Although the UK’s Data Protection Act brings GDPR into UK law and theoretically puts the country on an equal footing as the EU in terms of data protection standards, an adequacy statement isn’t guaranteed. The UK’s Investigatory Powers Act (also known as the “Snooper’s Charter”) and the passing on intelligence or national security data as part of the Five Eyes alliance may present potential stumbling blocks to any adequacy decision if the EU decides they contravene EU citizens' rights.

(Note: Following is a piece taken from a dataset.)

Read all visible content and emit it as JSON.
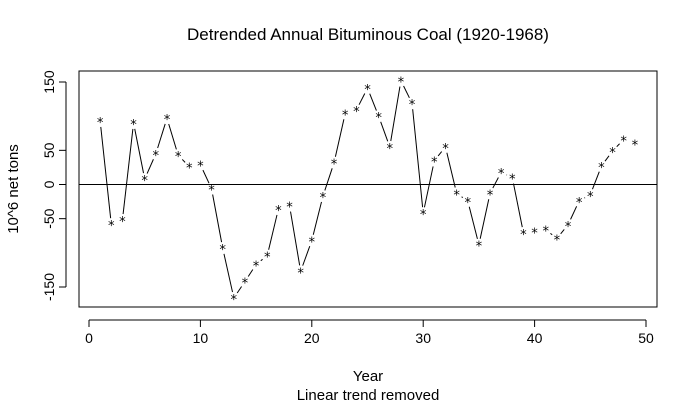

“The UK will not be automatically awarded adequacy status and frustratingly, the European Commission has said it will not commence an adequacy assessment until the UK has left the EU,” says William Charlesworth, associate lawyer at Child & Child. “Will the UK pass the test? While the UK’s own data protection legislation broadly mirrors the provisions of the GDPR, the EU has expressed concerns that the UK’s crime and national security legislation could be said to violate an individual’s privacy, so adequacy may hang in the balance.”
None of the legal experts CSO contacted thought it was likely that the UK would enter its own Privacy Shield-like agreement with the EU, nor join the current Privacy Shield agreement as a mechanism for sending data between the two. All thought an adequacy decision was the most likely outcome, even if it may take some time to happen.
“As with a Privacy Shield, the process for adequacy approval typically takes some time to negotiate, so this is not a quick fix solution,” says Hunton Andrews Kurth’s Treacy. “Typically, those types of agreements take several years to negotiate and agree, so if the EU or US and the UK government were to begin talks, it would likely be at least several years until any arrangements came into effect.”